Patient 3: A 66-year-old female with a T1bN2M0, Stage IIIA SCLC treated with definitive twice-daily thoracic radiation (45 Gy in 1.5Gy fractions) with concurrent carboplatin/etoposide. Eight weeks after radiation, she reported a new onset non-productive cough and increased dyspnea requiring increased albuterol use. She denied fever, fatigue or decreased appetite. Out of caution, COVID-19 testing was recommended, which returned positive, and she was not treated for RP.

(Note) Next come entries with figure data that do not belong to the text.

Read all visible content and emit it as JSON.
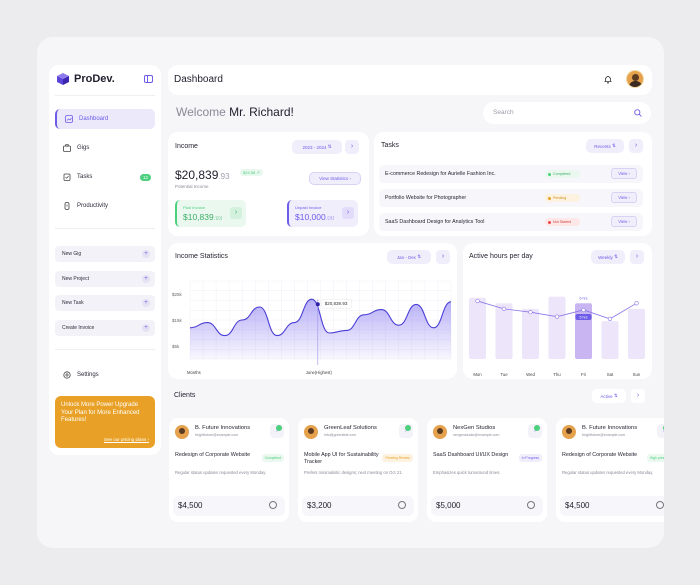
{
  "app": {
    "name": "ProDev."
  },
  "sidebar": {
    "items": [
      {
        "label": "Dashboard"
      },
      {
        "label": "Gigs"
      },
      {
        "label": "Tasks",
        "badge": "12"
      },
      {
        "label": "Productivity"
      }
    ],
    "actions": [
      {
        "label": "New Gig"
      },
      {
        "label": "New Project"
      },
      {
        "label": "New Task"
      },
      {
        "label": "Create Invoice"
      }
    ],
    "settings": "Settings",
    "promo": {
      "text": "Unlock More Power Upgrade Your Plan for More Enhanced Features!",
      "link": "See our pricing plans"
    }
  },
  "header": {
    "title": "Dashboard",
    "welcome_prefix": "Welcome",
    "welcome_name": "Mr. Richard!",
    "search_placeholder": "Search"
  },
  "income": {
    "title": "Income",
    "period": "2023 - 2024",
    "amount": "$20,839",
    "cents": ".93",
    "change": "$24.56",
    "label": "Potential Income",
    "view_stats": "View Statistics",
    "paid": {
      "label": "Paid Invoice",
      "amount": "$10,839",
      "cents": ".93"
    },
    "unpaid": {
      "label": "Unpaid Invoice",
      "amount": "$10,000",
      "cents": ".00"
    }
  },
  "tasks": {
    "title": "Tasks",
    "filter": "Recents",
    "rows": [
      {
        "name": "E-commerce Redesign for Aurielle Fashion Inc.",
        "status": "Completed",
        "color": "#4cd07d",
        "action": "View"
      },
      {
        "name": "Portfolio Website for Photographer",
        "status": "Pending",
        "color": "#e8a126",
        "action": "View"
      },
      {
        "name": "SaaS Dashboard Design for Analytics Tool",
        "status": "Not Started",
        "color": "#e84a4a",
        "action": "View"
      }
    ]
  },
  "income_stats": {
    "title": "Income Statistics",
    "period": "Jan - Dec",
    "tooltip": "$20,839.93",
    "xlabels": [
      "Months",
      "June(Highest)"
    ]
  },
  "hours": {
    "title": "Active hours per day",
    "period": "Weekly",
    "tooltip_top": "6 hrs",
    "tooltip_bottom": "5 hrs"
  },
  "clients": {
    "title": "Clients",
    "filter": "Active",
    "items": [
      {
        "name": "B. Future Innovations",
        "email": "brightfuture@example.com",
        "project": "Redesign of Corporate Website",
        "status": "Completed",
        "status_color": "#4cd07d",
        "desc": "Regular status updates requested every Monday.",
        "price": "$4,500"
      },
      {
        "name": "GreenLeaf Solutions",
        "email": "info@greenleaf.com",
        "project": "Mobile App UI for Sustainability Tracker",
        "status": "Pending Review",
        "status_color": "#e8a126",
        "desc": "Prefers minimalistic designs; next meeting on Oct 21.",
        "price": "$3,200"
      },
      {
        "name": "NexGen Studios",
        "email": "nexgenstudio@example.com",
        "project": "SaaS Dashboard UI/UX Design",
        "status": "In Progress",
        "status_color": "#6c5ce7",
        "desc": "Emphasizes quick turnaround times.",
        "price": "$5,000"
      },
      {
        "name": "B. Future Innovations",
        "email": "brightfuture@example.com",
        "project": "Redesign of Corporate Website",
        "status": "High priority",
        "status_color": "#4cd07d",
        "desc": "Regular status updates requested every Monday.",
        "price": "$4,500"
      }
    ]
  },
  "chart_data": [
    {
      "type": "area",
      "title": "Income Statistics",
      "y_ticks": [
        "$25k",
        "$15k",
        "$5k"
      ],
      "xlabel": "Months",
      "highlight": "June(Highest)",
      "values": [
        12,
        14,
        9,
        15,
        20,
        9,
        14,
        23,
        10,
        11,
        17,
        19,
        13,
        21,
        12,
        22
      ],
      "ylim": [
        0,
        30
      ],
      "peak_value": 20839.93
    },
    {
      "type": "bar",
      "title": "Active hours per day",
      "categories": [
        "Mon",
        "Tue",
        "Wed",
        "Thu",
        "Fri",
        "Sat",
        "Sun"
      ],
      "values": [
        5.5,
        5,
        4.5,
        5.6,
        5,
        3.4,
        4.5
      ],
      "line": [
        5.2,
        4.5,
        4.2,
        3.8,
        4.4,
        3.6,
        5.0
      ],
      "highlight": "Fri",
      "ylim": [
        0,
        7
      ]
    }
  ],
  "colors": {
    "accent": "#6c5ce7",
    "promo": "#e8a126",
    "green": "#4cd07d"
  }
}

Patient 4: A 65-year-old female with a history of a T1N2M0, stage IIIA adenocarcinoma of the right lung treated with definitive concurrent chemoradiation in 2006 (59.4 Gy in 33 fractions), who then developed an in-field recurrence and was treated with definitive re-irradiation (60 Gy in 30 fractions) concurrent with cisplatin/pemetrexed followed by consolidative durvalumab. Sixteen weeks after reirradiation, she presented with a progressive non-productive cough and dyspnea. Chest CT imaging demonstrated mild inflammatory-changes within the radiation field, and empiric short-course corticosteroids were prescribed, which initially improved symptoms. After completing an initial short-course of corticosteroids, she presented with fever and worsening cough and dyspnea. COVID-19 testing was recommended which returned negative. She was then started on a high-dose corticosteroid taper for RP, which improved symptoms.